Minimal CD Image - Community Ubuntu Documentation (https://help.ubuntu.com/community/Installation/MinimalCD)

Minimal installs work that way for Ubuntu, Debian, Arch, Gentoo, Fedora, Slackware, ...

You get the idea.

If you are installing a distro, with a gui, you will always get unwanted features.

If you want to try a very nice minimal distro try Crunchbang lite or lubuntu.
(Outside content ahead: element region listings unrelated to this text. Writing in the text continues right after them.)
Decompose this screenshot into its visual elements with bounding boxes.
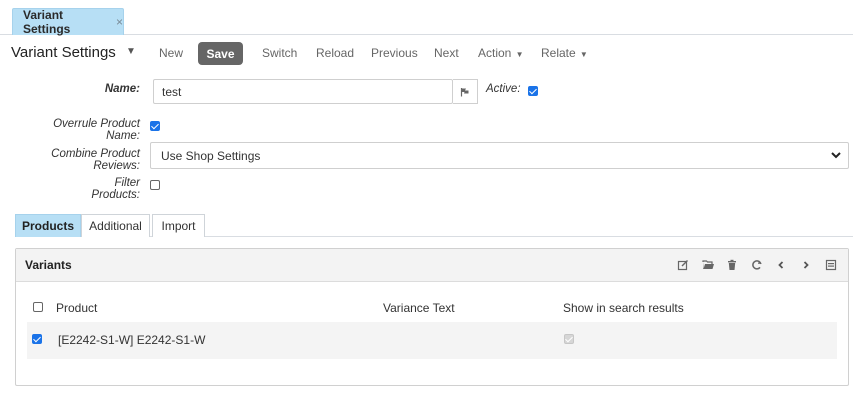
list-icon[interactable]	[824, 258, 838, 272]
show-in-search-checkbox	[564, 334, 574, 344]
active-label: Active:	[486, 83, 521, 95]
refresh-icon[interactable]	[750, 258, 764, 272]
document-tab-variant-settings[interactable]: Variant Settings ×	[12, 8, 124, 36]
switch-button[interactable]: Switch	[262, 46, 297, 60]
filter-products-label: Filter Products:	[91, 177, 140, 201]
name-field[interactable]: test	[153, 79, 453, 104]
product-cell: [E2242-S1-W] E2242-S1-W	[58, 333, 206, 347]
flag-icon	[460, 87, 469, 96]
relate-menu-button[interactable]: Relate ▼	[541, 46, 588, 60]
relate-menu-label: Relate	[541, 46, 576, 60]
column-header-product[interactable]: Product	[56, 301, 97, 315]
toolbar: Variant Settings ▼ New Save Switch Reloa…	[0, 40, 853, 68]
action-menu-label: Action	[478, 46, 512, 60]
chevron-down-icon: ▼	[577, 50, 588, 59]
combine-product-reviews-label: Combine Product Reviews:	[51, 148, 140, 172]
next-button[interactable]: Next	[434, 46, 459, 60]
filter-products-checkbox[interactable]	[150, 180, 160, 190]
chevron-right-icon[interactable]	[799, 258, 813, 272]
action-menu-button[interactable]: Action ▼	[478, 46, 524, 60]
document-tab-label: Variant Settings	[23, 8, 71, 36]
active-checkbox[interactable]	[528, 86, 538, 96]
variants-panel-title: Variants	[25, 258, 72, 272]
close-icon[interactable]: ×	[116, 15, 123, 29]
document-tab-strip: Variant Settings ×	[0, 0, 853, 36]
detail-tabs: Products Additional Import	[15, 214, 853, 237]
chevron-down-icon: ▼	[513, 50, 524, 59]
chevron-left-icon[interactable]	[774, 258, 788, 272]
name-label: Name:	[104, 83, 140, 95]
variants-panel: Variants Product Variance Text Show in s…	[15, 248, 849, 386]
chevron-down-icon	[831, 152, 841, 159]
edit-icon[interactable]	[676, 258, 690, 272]
tab-import[interactable]: Import	[152, 214, 205, 237]
column-header-variance-text[interactable]: Variance Text	[383, 301, 455, 315]
tab-additional[interactable]: Additional	[81, 214, 150, 237]
trash-icon[interactable]	[725, 258, 739, 272]
reload-button[interactable]: Reload	[316, 46, 354, 60]
select-all-checkbox[interactable]	[33, 302, 43, 312]
folder-open-icon[interactable]	[701, 258, 715, 272]
overrule-product-name-checkbox[interactable]	[150, 121, 160, 131]
page-title: Variant Settings	[11, 44, 116, 61]
title-dropdown-caret-icon[interactable]: ▼	[126, 46, 136, 57]
new-button[interactable]: New	[159, 46, 183, 60]
tab-products[interactable]: Products	[15, 214, 81, 237]
column-header-show-in-search-results[interactable]: Show in search results	[563, 301, 684, 315]
previous-button[interactable]: Previous	[371, 46, 418, 60]
table-row[interactable]: [E2242-S1-W] E2242-S1-W	[27, 322, 837, 359]
translate-flag-button[interactable]	[453, 79, 478, 104]
save-button[interactable]: Save	[198, 42, 243, 65]
overrule-product-name-label: Overrule Product Name:	[53, 118, 140, 142]
variants-panel-header: Variants	[16, 249, 848, 282]
combine-product-reviews-value: Use Shop Settings	[161, 148, 261, 163]
row-select-checkbox[interactable]	[32, 334, 42, 344]
combine-product-reviews-select[interactable]: Use Shop Settings	[150, 142, 849, 169]
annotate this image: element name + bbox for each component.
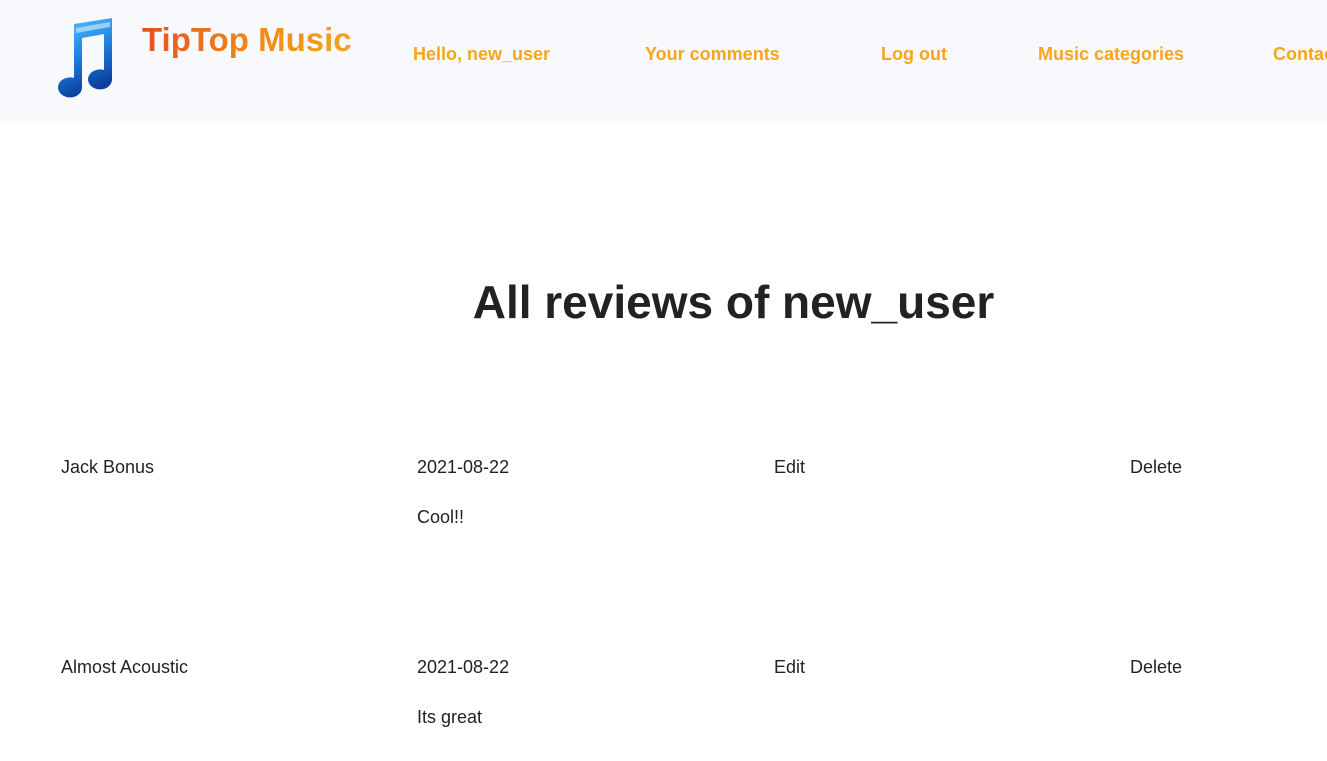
site-header: TipTop Music Hello, new_user Your commen… xyxy=(0,0,1327,121)
review-comment: Cool!! xyxy=(417,507,465,527)
review-comment: Its great xyxy=(417,707,483,727)
delete-review-link[interactable]: Delete xyxy=(1130,655,1182,679)
nav-your-comments[interactable]: Your comments xyxy=(645,42,780,66)
brand-logo-text[interactable]: TipTop Music xyxy=(142,18,352,62)
review-date: 2021-08-22 xyxy=(417,657,510,677)
edit-review-link[interactable]: Edit xyxy=(774,655,805,679)
edit-review-link[interactable]: Edit xyxy=(774,455,805,479)
nav-log-out[interactable]: Log out xyxy=(881,42,947,66)
nav-music-categories[interactable]: Music categories xyxy=(1038,42,1184,66)
music-note-icon[interactable] xyxy=(52,18,118,98)
page-title: All reviews of new_user xyxy=(472,276,995,328)
nav-hello-user[interactable]: Hello, new_user xyxy=(413,42,550,66)
review-album: Almost Acoustic xyxy=(61,657,189,677)
nav-contact[interactable]: Contact xyxy=(1273,42,1327,66)
review-date: 2021-08-22 xyxy=(417,457,510,477)
delete-review-link[interactable]: Delete xyxy=(1130,455,1182,479)
review-album: Jack Bonus xyxy=(61,457,155,477)
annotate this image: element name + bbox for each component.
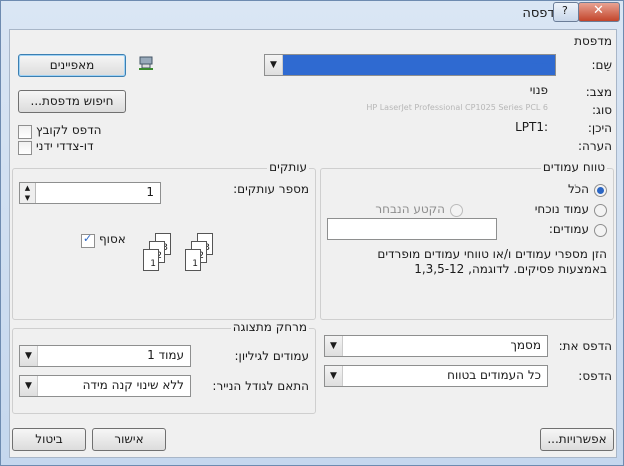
collate-page-illustration: 1 xyxy=(143,249,159,271)
ok-button[interactable]: אישור xyxy=(92,428,166,451)
chevron-down-icon: ▼ xyxy=(20,346,38,366)
print-what-label: הדפס את: xyxy=(558,339,612,353)
manual-duplex-checkbox[interactable] xyxy=(18,141,32,155)
radio-selection[interactable] xyxy=(450,204,463,217)
dialog-body: מדפסת שֵם: HP LaserJet Professional CP10… xyxy=(9,29,617,458)
close-button[interactable]: ✕ xyxy=(578,2,620,22)
radio-current-page-label: עמוד נוכחי xyxy=(534,202,589,216)
spin-down-icon[interactable]: ▼ xyxy=(20,193,36,203)
chevron-down-icon: ▼ xyxy=(20,376,38,396)
where-label: היכן: xyxy=(587,121,612,135)
copies-number-label: מספר עותקים: xyxy=(233,182,309,196)
spin-up-icon[interactable]: ▲ xyxy=(20,183,36,193)
type-label: סוג: xyxy=(591,103,612,117)
help-button[interactable]: ? xyxy=(553,2,579,22)
status-value: פנוי xyxy=(529,83,548,97)
pages-per-sheet-value: עמוד 1 xyxy=(147,348,184,362)
collate-page-illustration: 1 xyxy=(185,249,201,271)
radio-selection-label: הקטע הנבחר xyxy=(375,202,445,216)
cancel-button[interactable]: ביטול xyxy=(12,428,86,451)
scale-to-paper-select[interactable]: ללא שינוי קנה מידה ▼ xyxy=(19,375,191,397)
printer-name-label: שֵם: xyxy=(591,58,612,72)
status-label: מצב: xyxy=(585,85,612,99)
where-value: LPT1: xyxy=(515,120,548,134)
zoom-title: מרחק מתצוגה xyxy=(230,320,309,334)
radio-current-page[interactable] xyxy=(594,204,607,217)
copies-group: עותקים מספר עותקים: 1 ▲ ▼ 3 2 1 3 2 1 ✓ … xyxy=(12,160,316,320)
chevron-down-icon: ▼ xyxy=(325,336,343,356)
printer-section-title: מדפסת xyxy=(574,34,612,48)
pages-per-sheet-select[interactable]: עמוד 1 ▼ xyxy=(19,345,191,367)
type-value: HP LaserJet Professional CP1025 Series P… xyxy=(366,103,548,112)
chevron-down-icon: ▼ xyxy=(325,366,343,386)
print-to-file-label: הדפס לקובץ xyxy=(36,123,102,137)
zoom-group: מרחק מתצוגה עמודים לגיליון: עמוד 1 ▼ התא… xyxy=(12,320,316,414)
manual-duplex-label: דו-צדדי ידני xyxy=(36,139,94,153)
page-range-title: טווח עמודים xyxy=(540,160,607,174)
print-dialog: הדפסה ✕ ? מדפסת שֵם: HP LaserJet Profess… xyxy=(0,0,624,466)
radio-all-label: הכֹל xyxy=(567,182,589,196)
radio-pages[interactable] xyxy=(594,224,607,237)
copies-number-value: 1 xyxy=(146,185,154,199)
page-range-group: טווח עמודים הכֹל עמוד נוכחי הקטע הנבחר ע… xyxy=(320,160,614,320)
pages-input[interactable] xyxy=(327,218,497,240)
print-what-select[interactable]: מסמך ▼ xyxy=(324,335,548,357)
chevron-down-icon: ▼ xyxy=(265,55,283,75)
radio-pages-label: עמודים: xyxy=(548,222,589,236)
printer-network-icon xyxy=(138,55,154,71)
title-bar: הדפסה ✕ ? xyxy=(1,1,623,29)
help-icon: ? xyxy=(562,4,568,17)
copies-spinner[interactable]: 1 ▲ ▼ xyxy=(19,182,161,204)
scale-to-paper-label: התאם לגודל הנייר: xyxy=(212,379,309,393)
copies-title: עותקים xyxy=(267,160,309,174)
collate-label: אסוף xyxy=(99,232,126,246)
options-button[interactable]: אפשרויות... xyxy=(540,428,614,451)
print-what-value: מסמך xyxy=(510,338,541,352)
radio-all[interactable] xyxy=(594,184,607,197)
print-scope-select[interactable]: כל העמודים בטווח ▼ xyxy=(324,365,548,387)
print-scope-value: כל העמודים בטווח xyxy=(447,368,541,382)
printer-name-value: HP LaserJet Professional CP1025 Series P… xyxy=(283,55,555,75)
page-range-hint: הזן מספרי עמודים ו/או טווחי עמודים מופרד… xyxy=(377,247,607,276)
checkmark-icon: ✓ xyxy=(83,232,93,245)
find-printer-button[interactable]: חיפוש מדפסת... xyxy=(18,90,126,113)
properties-button[interactable]: מאפיינים xyxy=(18,54,126,77)
comment-label: הערה: xyxy=(577,139,612,153)
scale-to-paper-value: ללא שינוי קנה מידה xyxy=(82,378,184,392)
printer-name-select[interactable]: HP LaserJet Professional CP1025 Series P… xyxy=(264,54,556,76)
print-scope-label: הדפס: xyxy=(578,369,612,383)
print-to-file-checkbox[interactable] xyxy=(18,125,32,139)
collate-checkbox[interactable]: ✓ xyxy=(81,232,95,248)
close-icon: ✕ xyxy=(593,3,604,18)
pages-per-sheet-label: עמודים לגיליון: xyxy=(234,349,309,363)
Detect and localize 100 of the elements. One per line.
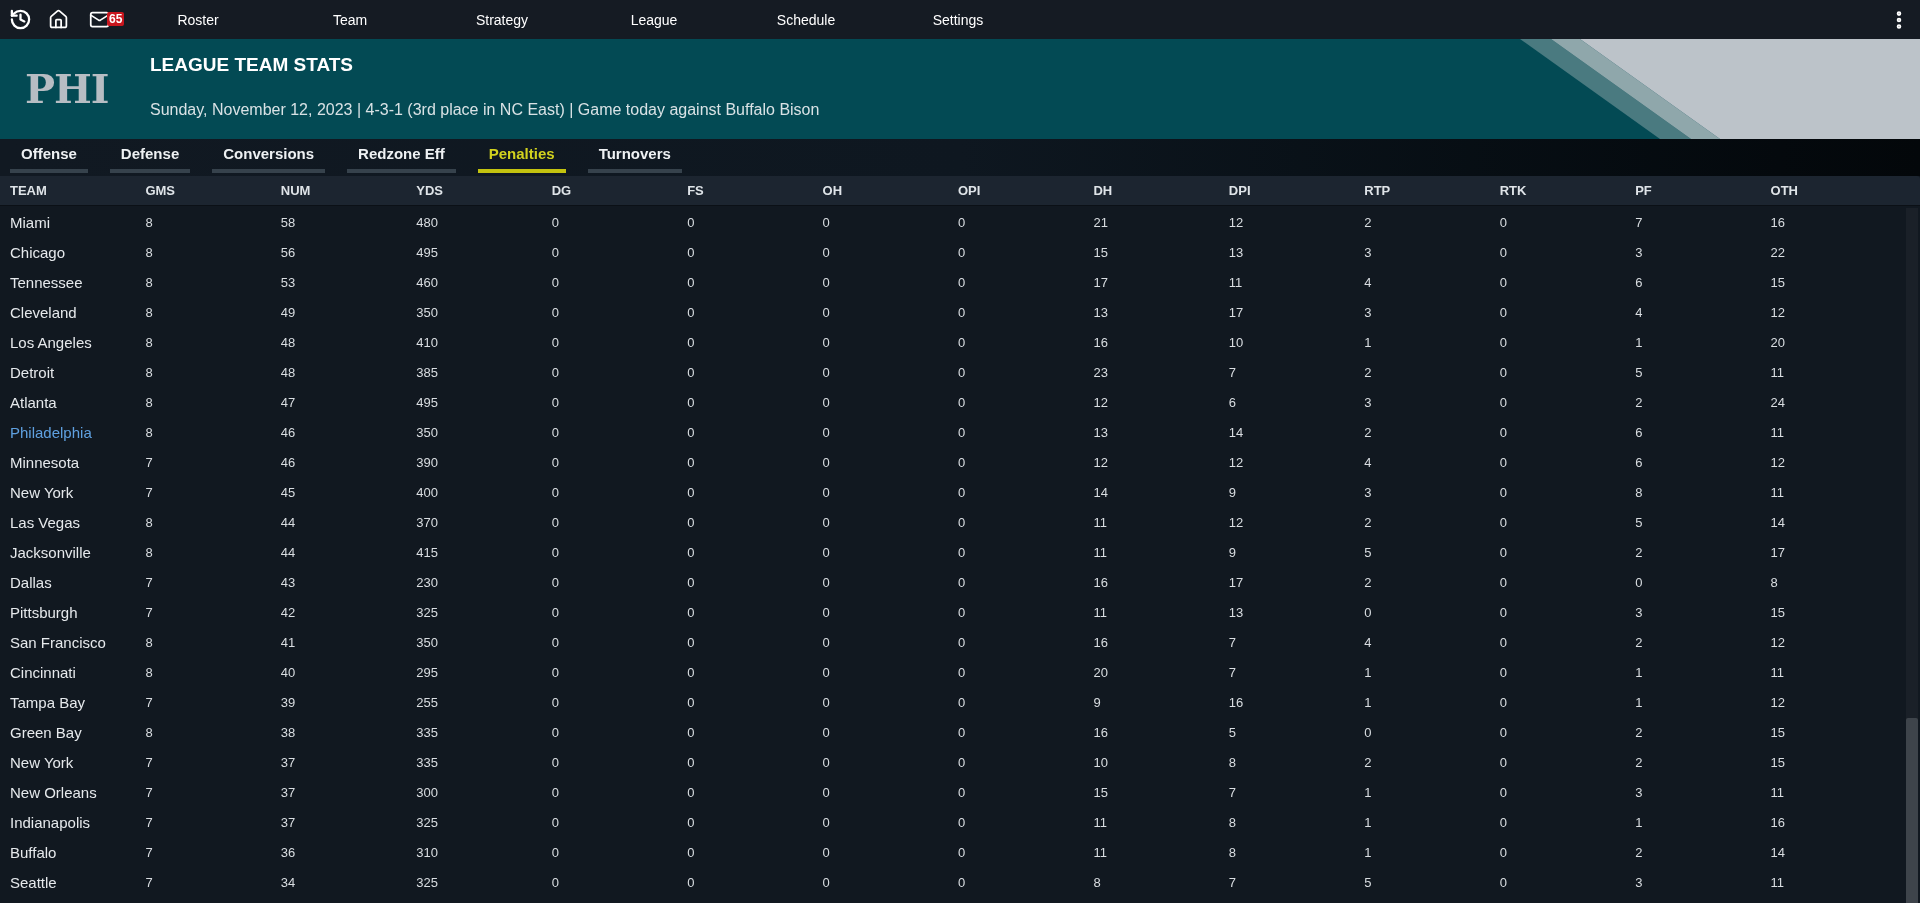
team-name[interactable]: Pittsburgh xyxy=(10,604,78,622)
team-name[interactable]: New Orleans xyxy=(10,784,97,802)
stat-value: 7 xyxy=(145,605,153,621)
column-header[interactable]: OPI xyxy=(958,182,981,199)
stat-value: 0 xyxy=(1499,755,1507,771)
team-name[interactable]: San Francisco xyxy=(10,634,106,652)
nav-link[interactable]: League xyxy=(578,9,730,30)
column-header[interactable]: RTP xyxy=(1364,182,1391,199)
stat-value: 230 xyxy=(416,575,438,591)
stat-value: 11 xyxy=(1770,485,1785,501)
stat-value: 400 xyxy=(416,485,438,501)
stat-value: 7 xyxy=(145,815,153,831)
stat-value: 58 xyxy=(280,215,296,231)
team-name[interactable]: Minnesota xyxy=(10,454,80,472)
stat-value: 0 xyxy=(687,515,695,531)
stat-value: 11 xyxy=(1093,605,1107,621)
stat-value: 0 xyxy=(958,335,966,351)
team-name[interactable]: Chicago xyxy=(10,244,66,262)
home-icon[interactable] xyxy=(48,9,69,30)
stat-value: 49 xyxy=(280,305,296,321)
team-name[interactable]: Buffalo xyxy=(10,844,57,862)
team-name[interactable]: Dallas xyxy=(10,574,52,592)
stat-value: 0 xyxy=(822,305,830,321)
column-header[interactable]: OTH xyxy=(1770,182,1798,199)
team-name[interactable]: Tampa Bay xyxy=(10,694,86,712)
stat-value: 0 xyxy=(958,635,966,651)
stat-value: 45 xyxy=(280,485,296,501)
stat-value: 47 xyxy=(280,395,296,411)
nav-link[interactable]: Roster xyxy=(122,9,274,30)
stat-value: 0 xyxy=(687,455,695,471)
nav-link[interactable]: Strategy xyxy=(426,9,578,30)
stat-value: 0 xyxy=(1499,545,1507,561)
stat-value: 12 xyxy=(1228,515,1244,531)
stat-value: 3 xyxy=(1635,875,1643,891)
team-name[interactable]: Green Bay xyxy=(10,724,82,742)
stat-value: 385 xyxy=(416,365,438,381)
team-name[interactable]: New York xyxy=(10,754,74,772)
team-name[interactable]: Philadelphia xyxy=(10,424,92,442)
stat-value: 2 xyxy=(1635,725,1643,741)
column-header[interactable]: DPI xyxy=(1228,182,1251,199)
nav-link[interactable]: Settings xyxy=(882,9,1034,30)
column-header[interactable]: FS xyxy=(687,182,704,199)
column-header[interactable]: YDS xyxy=(416,182,443,199)
stat-value: 0 xyxy=(1499,665,1507,681)
stat-value: 390 xyxy=(416,455,438,471)
team-name[interactable]: Jacksonville xyxy=(10,544,91,562)
nav-link[interactable]: Schedule xyxy=(730,9,882,30)
team-name[interactable]: Atlanta xyxy=(10,394,57,412)
stat-value: 11 xyxy=(1770,785,1785,801)
stat-value: 3 xyxy=(1364,245,1372,261)
mail-icon[interactable] xyxy=(89,9,110,30)
stat-value: 11 xyxy=(1770,425,1785,441)
stat-value: 0 xyxy=(1499,845,1507,861)
stat-value: 0 xyxy=(687,425,695,441)
column-header[interactable]: DH xyxy=(1093,182,1113,199)
column-header[interactable]: GMS xyxy=(145,182,176,199)
team-name[interactable]: Indianapolis xyxy=(10,814,91,832)
stat-value: 4 xyxy=(1364,635,1372,651)
scrollbar[interactable] xyxy=(1906,208,1918,903)
team-name[interactable]: Las Vegas xyxy=(10,514,81,532)
team-name[interactable]: Seattle xyxy=(10,874,57,892)
stat-value: 13 xyxy=(1093,305,1108,321)
team-name[interactable]: New York xyxy=(10,484,74,502)
stat-value: 0 xyxy=(822,395,830,411)
column-header[interactable]: DG xyxy=(551,182,572,199)
stat-value: 0 xyxy=(822,335,830,351)
stat-value: 460 xyxy=(416,275,438,291)
team-name[interactable]: Detroit xyxy=(10,364,55,382)
stat-value: 8 xyxy=(1228,815,1237,831)
column-header[interactable]: OH xyxy=(822,182,843,199)
stat-value: 0 xyxy=(687,845,695,861)
stat-value: 335 xyxy=(416,755,438,771)
team-name[interactable]: Tennessee xyxy=(10,274,83,292)
stat-value: 310 xyxy=(416,845,438,861)
scrollbar-thumb[interactable] xyxy=(1906,718,1918,903)
column-header[interactable]: NUM xyxy=(280,182,311,199)
column-header[interactable]: RTK xyxy=(1499,182,1527,199)
stat-value: 3 xyxy=(1635,605,1643,621)
column-header[interactable]: PF xyxy=(1635,182,1652,199)
stat-value: 56 xyxy=(280,245,296,261)
history-icon[interactable] xyxy=(9,8,32,31)
stat-value: 0 xyxy=(822,515,830,531)
stat-value: 0 xyxy=(551,245,559,261)
team-name[interactable]: Miami xyxy=(10,214,50,232)
stat-value: 2 xyxy=(1364,575,1372,591)
nav-link[interactable]: Team xyxy=(274,9,426,30)
team-name[interactable]: Cincinnati xyxy=(10,664,76,682)
stat-value: 38 xyxy=(280,725,296,741)
stat-value: 1 xyxy=(1364,695,1372,711)
stat-value: 495 xyxy=(416,245,438,261)
stat-value: 20 xyxy=(1093,665,1108,681)
team-name[interactable]: Cleveland xyxy=(10,304,77,322)
stat-value: 17 xyxy=(1093,275,1108,291)
column-header[interactable]: TEAM xyxy=(10,182,47,199)
stat-value: 0 xyxy=(551,605,559,621)
team-name[interactable]: Los Angeles xyxy=(10,334,92,352)
stat-value: 0 xyxy=(1635,575,1643,591)
stat-value: 8 xyxy=(145,515,153,531)
stat-value: 0 xyxy=(1499,605,1507,621)
stat-value: 0 xyxy=(958,515,966,531)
If you want a minimal install go with Slitaz.

dragos240
October 6th, 2009, 01:20 AM
The best of both worlds, and best implementation of LXDE in a truly lightweight Ubuntu-based distro that I have played with thus far is Masonux. It has none of the hiccups that my own rookie first-attempt at "Ubuntu Lite" has. It has the ease of PCLXDE for setup and installation, but the featherweight speed of Debian LXDE.

-Robin


Where have I seen your avvy before? I've seen it somewhere. [/offtopic]

NormanFLinux
October 6th, 2009, 02:02 AM
PCLXDE runs quite beautifully on an HP Mini 2133 with a low powered Via CM-7 processor. It boots up fast and shuts down fast. A fully configured desktop doesn't appear sluggish.

PhoHammer
October 6th, 2009, 02:36 AM
Great review! I can see you put some time into it.


I advise you try lubuntu.


I thought that the lubuntu was a livecd only, no install to disk
option. Unless there is some secret Linux ninja install I don't
know about...yet. I'm sure there probably is.:popcorn:

NormanFLinux
October 6th, 2009, 02:49 AM
Lubuntu can be installed to the disk from the command line by running ubiquity. That will bring up the installer. Its biggest shortcoming at this point is the lack of support for wireless cards.

Plumtreed
October 6th, 2009, 06:14 AM
I didn't do any research before hand but as Bodhi suggested, I gave Lubuntu a try. All went well except that WICD couldn't detect my 'wireless'!

In my experience, WICD doesn't do well with USB Drives and things. I also recall that it will only work if 'wired' is not connected. So I would probably have to install Networkmanager.

Masonux has NetworkManager included so gets my vote at the moment.